Last night I went to see The Black Keys play at The Warfield in San Francisco. I haven't been to a concert in awhile, so it was nice to get out. I had very high hopes for this concert because the band released its new album -- Attack and Release -- on April 1.
Apart from some technical difficulties, the show was kind of a letdown. It wasn't bad, just pretty average. And when you have high expectations, it feels even worse. I think my main gripe was that they played for just about an hour, which is kind of stingy, especially if you've just released a new album! More importantly, their timing in general was off. Or, something was off and it didn't quite sound right. This was especially true when Pat Carney's uncle, who is featured on the album, came on stage to play.
The one caveat here is that the new album is actually very good.
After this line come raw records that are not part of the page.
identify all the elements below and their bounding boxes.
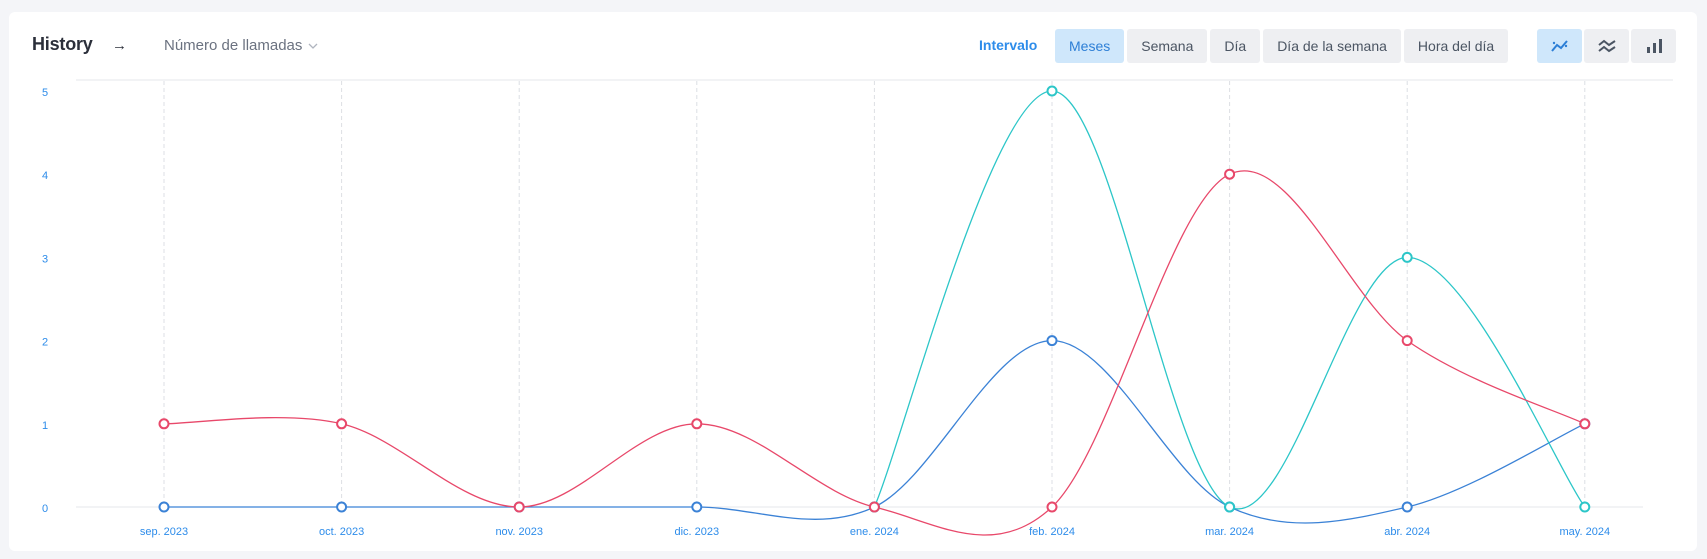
tab-hora-del-dia[interactable]: Hora del día: [1403, 29, 1509, 63]
series-line: [873, 90, 1586, 510]
x-tick-label: mar. 2024: [1205, 526, 1254, 538]
data-point: [158, 501, 170, 513]
data-point: [1224, 501, 1236, 513]
tab-meses[interactable]: Meses: [1055, 29, 1125, 63]
data-point: [1401, 335, 1413, 347]
chart-mode-toggle: [1537, 29, 1676, 63]
chevron-down-icon: [308, 43, 318, 49]
metric-dropdown-label: Número de llamadas: [164, 37, 303, 54]
y-tick-label: 5: [42, 87, 48, 99]
x-tick-label: dic. 2023: [674, 526, 719, 538]
x-tick-label: feb. 2024: [1029, 526, 1075, 538]
data-point: [1046, 501, 1058, 513]
data-point: [1579, 501, 1591, 513]
stacked-line-icon: [1597, 39, 1616, 53]
bar-chart-icon: [1646, 39, 1662, 53]
tab-semana[interactable]: Semana: [1127, 29, 1208, 63]
data-point: [1046, 85, 1058, 97]
x-tick-label: ene. 2024: [850, 526, 899, 538]
data-point: [336, 501, 348, 513]
metric-dropdown[interactable]: Número de llamadas: [164, 37, 318, 54]
x-tick-label: may. 2024: [1560, 526, 1611, 538]
history-card: [9, 12, 1697, 551]
data-point: [1401, 501, 1413, 513]
y-tick-label: 3: [42, 253, 48, 265]
y-tick-label: 1: [42, 420, 48, 432]
bar-chart-mode-button[interactable]: [1631, 29, 1676, 63]
series-line: [163, 339, 1586, 524]
data-point: [1401, 251, 1413, 263]
y-tick-label: 0: [42, 503, 48, 515]
smooth-line-icon: [1550, 40, 1568, 52]
smooth-line-mode-button[interactable]: [1537, 29, 1582, 63]
x-tick-label: oct. 2023: [319, 526, 364, 538]
x-tick-label: nov. 2023: [495, 526, 543, 538]
data-point: [513, 501, 525, 513]
tab-dia[interactable]: Día: [1210, 29, 1261, 63]
data-point: [1579, 418, 1591, 430]
stacked-line-mode-button[interactable]: [1584, 29, 1629, 63]
data-point: [158, 418, 170, 430]
interval-label: Intervalo: [979, 37, 1038, 53]
x-tick-label: abr. 2024: [1384, 526, 1430, 538]
interval-tabs: Meses Semana Día Día de la semana Hora d…: [1055, 29, 1509, 63]
arrow-icon[interactable]: →: [112, 37, 127, 54]
x-tick-label: sep. 2023: [140, 526, 188, 538]
y-tick-label: 2: [42, 337, 48, 349]
data-point: [1046, 335, 1058, 347]
data-point: [691, 501, 703, 513]
page-title: History: [32, 34, 93, 54]
series-line: [163, 170, 1586, 536]
tab-dia-de-la-semana[interactable]: Día de la semana: [1263, 29, 1401, 63]
data-point: [1224, 168, 1236, 180]
data-point: [336, 418, 348, 430]
data-point: [691, 418, 703, 430]
data-point: [868, 501, 880, 513]
y-tick-label: 4: [42, 170, 48, 182]
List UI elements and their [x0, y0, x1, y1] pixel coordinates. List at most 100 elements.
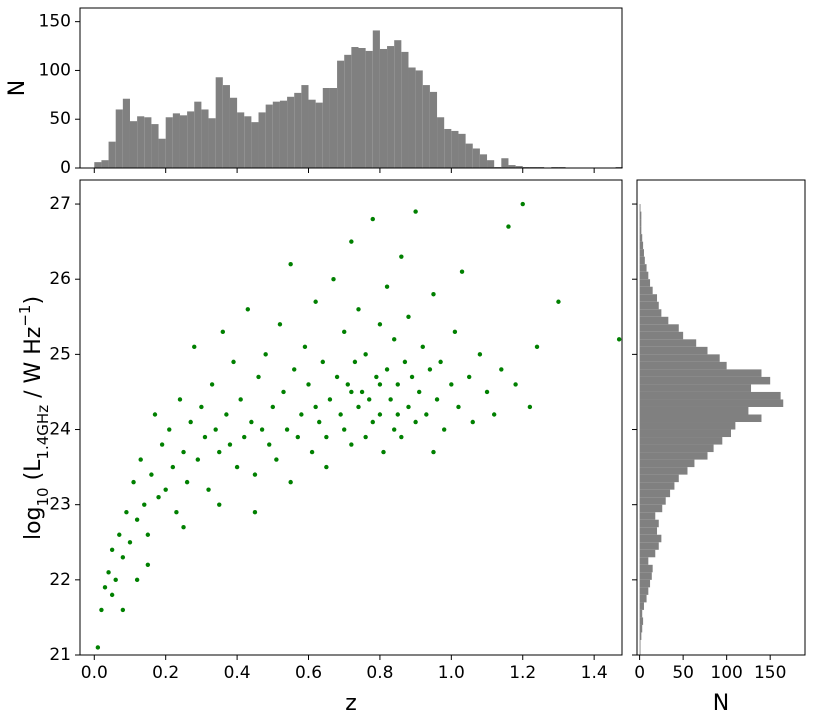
scatter-point — [302, 344, 308, 350]
histogram-bar — [639, 639, 641, 648]
histogram-bar — [215, 77, 223, 168]
scatter-point — [109, 592, 115, 598]
scatter-point — [313, 404, 318, 410]
histogram-bar — [639, 339, 697, 347]
scatter-point — [359, 389, 365, 395]
scatter-point — [170, 464, 176, 470]
histogram-bar — [244, 116, 252, 168]
scatter-point — [413, 209, 418, 214]
scatter-point — [109, 547, 115, 552]
top-y-label: N — [5, 80, 30, 96]
scatter-point — [159, 442, 165, 447]
histogram-bar — [208, 118, 216, 168]
histogram-bar — [639, 429, 732, 438]
histogram-bar — [387, 46, 395, 168]
histogram-bar — [639, 414, 762, 423]
histogram-bar — [639, 624, 643, 633]
histogram-bar — [472, 148, 480, 168]
histogram-bar — [639, 609, 643, 618]
scatter-point — [556, 299, 561, 304]
histogram-bar — [115, 109, 123, 168]
histogram-bar — [639, 594, 647, 603]
histogram-bar — [639, 301, 659, 310]
scatter-point — [152, 412, 158, 417]
histogram-bar — [237, 112, 245, 168]
histogram-bar — [639, 519, 659, 528]
scatter-point — [484, 389, 490, 395]
scatter-point — [406, 314, 411, 319]
scatter-point — [263, 352, 268, 357]
scatter-point — [384, 284, 390, 289]
histogram-bar — [639, 391, 781, 400]
histogram-bar — [639, 271, 649, 280]
histogram-bar — [229, 97, 238, 168]
scatter-point — [491, 412, 497, 417]
histogram-bar — [639, 309, 662, 317]
histogram-bar — [479, 154, 488, 168]
histogram-bar — [401, 51, 409, 169]
histogram-bar — [639, 459, 695, 468]
y-tick-label: 27 — [49, 194, 71, 214]
scatter-point — [349, 239, 354, 244]
histogram-bar — [639, 406, 749, 415]
scatter-point — [177, 397, 183, 402]
scatter-point — [459, 269, 465, 274]
scatter-point — [356, 307, 361, 312]
histogram-bar — [122, 98, 130, 168]
histogram-bar — [639, 241, 644, 250]
histogram-bar — [265, 104, 273, 168]
scatter-point — [352, 359, 358, 365]
histogram-bar — [639, 579, 651, 588]
scatter-point — [377, 322, 383, 327]
histogram-bar — [639, 527, 658, 535]
histogram-bar — [639, 294, 658, 302]
scatter-point — [345, 382, 350, 387]
scatter-point — [388, 397, 393, 402]
scatter-point — [142, 502, 147, 507]
scatter-point — [202, 434, 208, 440]
scatter-point — [427, 367, 433, 372]
scatter-point — [363, 434, 368, 440]
scatter-point — [534, 344, 540, 350]
histogram-bar — [639, 316, 669, 325]
histogram-bar — [294, 92, 302, 168]
histogram-bar — [201, 109, 209, 168]
histogram-bar — [422, 85, 430, 168]
scatter-point — [249, 419, 254, 425]
histogram-bar — [639, 422, 736, 430]
scatter-point — [327, 397, 333, 402]
y-label-part: (L — [21, 459, 46, 488]
histogram-bar — [639, 572, 652, 580]
axes-frame — [79, 179, 623, 656]
x-tick-label: 50 — [672, 663, 694, 683]
scatter-point — [99, 607, 104, 613]
x-tick-label: 1.2 — [509, 663, 536, 683]
scatter-point — [381, 449, 386, 455]
histogram-bar — [639, 279, 651, 287]
x-tick-label: 0.2 — [152, 663, 179, 683]
histogram-bar — [351, 47, 359, 168]
scatter-point — [256, 374, 261, 380]
scatter-point — [284, 427, 290, 432]
histogram-bar — [187, 111, 195, 168]
scatter-point — [313, 299, 318, 304]
x-tick-label: 0.8 — [366, 663, 393, 683]
scatter-point — [349, 389, 354, 395]
histogram-bar — [501, 158, 509, 168]
histogram-bar — [451, 130, 459, 168]
histogram-bar — [639, 549, 656, 558]
scatter-point — [184, 479, 190, 485]
histogram-bar — [408, 67, 416, 168]
histogram-bar — [639, 346, 708, 355]
y-tick-label: 22 — [49, 570, 71, 590]
y-tick-label: 100 — [39, 60, 71, 80]
x-tick-label: 100 — [710, 663, 742, 683]
histogram-bar — [279, 100, 288, 168]
scatter-point — [238, 397, 243, 402]
histogram-bar — [639, 286, 653, 295]
scatter-point — [231, 359, 236, 365]
histogram-bar — [639, 399, 784, 407]
histogram-bar — [365, 50, 373, 168]
y-tick-label: 26 — [49, 269, 71, 289]
histogram-bar — [639, 452, 708, 460]
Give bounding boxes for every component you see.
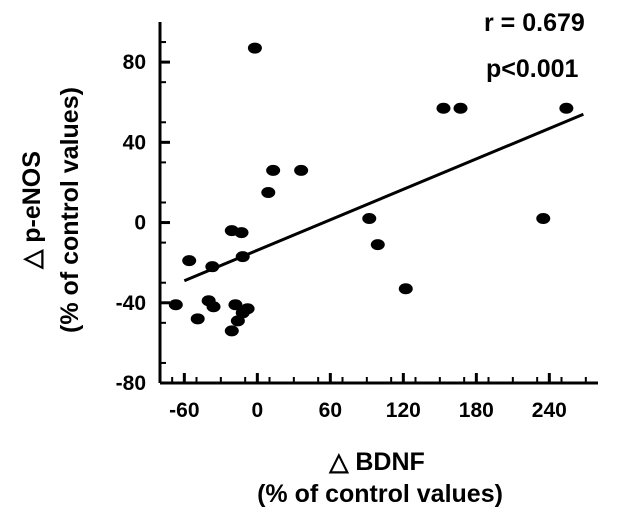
y-tick-label: -80	[116, 372, 146, 395]
correlation-annotation: r = 0.679	[484, 9, 585, 37]
data-point	[362, 213, 377, 225]
data-point	[247, 42, 262, 54]
p-value-annotation: p<0.001	[486, 55, 579, 83]
data-point	[436, 102, 451, 114]
x-ticks: -60 0 60 120 180 240	[169, 373, 587, 422]
data-point	[205, 261, 220, 273]
data-point	[536, 213, 551, 225]
data-point	[206, 301, 221, 313]
data-point	[453, 102, 468, 114]
y-tick-label: 0	[134, 212, 146, 235]
y-ticks: 80 40 0 -40 -80	[116, 41, 170, 395]
y-tick-label: -40	[116, 292, 146, 315]
data-points	[168, 42, 574, 337]
x-tick-label: 60	[319, 399, 342, 422]
regression-line	[183, 112, 584, 283]
x-tick-label: 180	[459, 399, 494, 422]
x-tick-label: 0	[251, 399, 263, 422]
data-point	[266, 164, 281, 176]
data-point	[230, 315, 245, 327]
data-point	[168, 299, 183, 311]
x-tick-label: 240	[532, 399, 567, 422]
data-point	[190, 313, 205, 325]
data-point	[235, 251, 250, 263]
x-axis-title: △ BDNF	[328, 448, 425, 476]
x-tick-label: 120	[386, 399, 421, 422]
data-point	[261, 186, 276, 198]
x-axis-subtitle: (% of control values)	[257, 480, 503, 508]
data-point	[224, 325, 239, 337]
data-point	[228, 299, 243, 311]
y-tick-label: 40	[123, 131, 146, 154]
y-tick-label: 80	[123, 51, 146, 74]
data-point	[398, 283, 413, 295]
data-point	[370, 239, 385, 251]
y-axis-subtitle: (% of control values)	[56, 87, 84, 333]
data-point	[294, 164, 309, 176]
x-tick-label: -60	[169, 399, 199, 422]
data-point	[559, 102, 574, 114]
data-point	[234, 227, 249, 239]
y-axis-title: △ p-eNOS	[18, 151, 46, 270]
data-point	[182, 255, 197, 267]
This brings me to a broader topic, one that began nagging at me mid-way through the show. Does it seem odd that compared to live music I prefer listening to music that is engineered and packaged in some studio and then reproduced on a lifeless machine for my personal enjoyment? Is that sacrilege? Am I a terrible person for preferring the lifeless reproduction to the real deal?
Whenever I go to a show, I look out at the crowd rocking out. And I have a very good hunch that they would rock out to just about anything just as long as it was loud. Frankly, it doesn't even have to resemble a song. And this seems so odd to me because I'm sure most of these people would be quite discerning if they were listening to the song in the car or at home. They would be candid whether a song sucked or not. But for some reason, the collective music IQ takes a sharp nosedive when you are at a live show.
It's not about the music. It has more to do with being there, at a show -- it feels, collectively, more alive to know you are at a place, a gathering, where it is. And you know what, I'm done with that. It is fool's gold and I'm not interested.
I think this observation of the crowd, and its collective dumbness, poisons my experience of live music in general. I have been to only a handful of shows where the performer's musical skill and talent were on display and transformed an otherwise great recorded track into a completely new emotional experience. But that is more the exception than the rule.